Sanssızdın sen ey ördek kardeş! Doğmak için bula bula Türkiye’yi buldun

Bilmem, ben bu satırları yazarken sen hayatta mısın?..

Yoksa öldün, daha doğrusu öldürüldün mü?

“Tecavüz mağduru” olduktan sonra bir de “namus belası”na mı kurban gittin?

Yaşıyorsan nasılsın? Saldırıda yırtılan bağırsakların dikildi mi? Zor da olsa yürüyebiliyor musun?

Geçirdiğin korkunç şokun etkisinden kurtulabildin mi?

Yaşıyorsan geçmiş olsun.

Öldüysen de, ne desem bilmem ki, rahat uyu.

Senden özür dilemek geliyor içimden.

\

Sadece senden ve öteki hayvanlardan daha güçlü oldukları için sizlere kötülük yapma hakkını kendinde gören zalim insanlar ve kaygısız insanlık adına…

Bu tür rezilliklerin pek çok ülkeye göre çok daha sık yaşandığı memleketimiz ve hayvansevmez, hatta hayvan düşmanı halkımız adına…

(Olayı bilmeyenler haberi buradan okuyabilirler: Tecavüze uğradığı iddia edilen ördek sahibi tarafından öldürülecek)

 

*       *       *

 

Şanssızdın sen ey ördek kardeş! Doğmak için bula bula Türkiye’yi buldun.
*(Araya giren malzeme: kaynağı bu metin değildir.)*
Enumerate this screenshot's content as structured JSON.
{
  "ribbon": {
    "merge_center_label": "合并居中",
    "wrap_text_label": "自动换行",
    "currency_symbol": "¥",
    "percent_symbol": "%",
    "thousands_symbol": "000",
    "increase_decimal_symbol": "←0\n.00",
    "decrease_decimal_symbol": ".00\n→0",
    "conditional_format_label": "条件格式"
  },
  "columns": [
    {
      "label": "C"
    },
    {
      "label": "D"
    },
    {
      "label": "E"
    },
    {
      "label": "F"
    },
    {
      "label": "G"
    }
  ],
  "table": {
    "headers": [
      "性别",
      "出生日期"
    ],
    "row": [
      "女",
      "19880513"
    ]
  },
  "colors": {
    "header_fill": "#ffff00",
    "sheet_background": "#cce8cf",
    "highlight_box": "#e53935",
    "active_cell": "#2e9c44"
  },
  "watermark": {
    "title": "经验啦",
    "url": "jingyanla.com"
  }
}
Bizim buralarda maddi çıkarı olmadan hayvan sevene ve besleyene kolay kolay rastlanmaz. İnsanın doğayı hayvanlar ve bitkilerle paylaştığını, onlara – dilleri ve kurnazlıkları olmadığından dolayı – ayrı bir özen ve saygı gösterilmesi gerektiğini bilen pek yoktur. Dahası onlara kötülük yapmak sıradan bir eylemdir. Pek kimse kızmaz, hatta gülen ve eğlenenler bile çıkar. (Senin yaşadığın felaketle ilgili twitterda “Ördek tahrik etmiştir; onun rızasıyla olmuştur“ türü “sosyal içerikli zeki şakalar” yapanlar da midemi bulandırdı doğrusu. İnsanda önce zekâ ve mizah değil, karşısındaki acı çeken canlıyla duygu paralelliği kurma çabası olabilmeli.)

\

Sana tecavüz eden “insan” ne kadar ceza alır, kaç parayla kurtulur, merak etmiyorum. Sanırım toplum içinde utanmadan yaşamayı da kısa sürede becerir. Çünkü iyi bilir ki, burası Türkiye’dir, burada “olur böyle vakalar”…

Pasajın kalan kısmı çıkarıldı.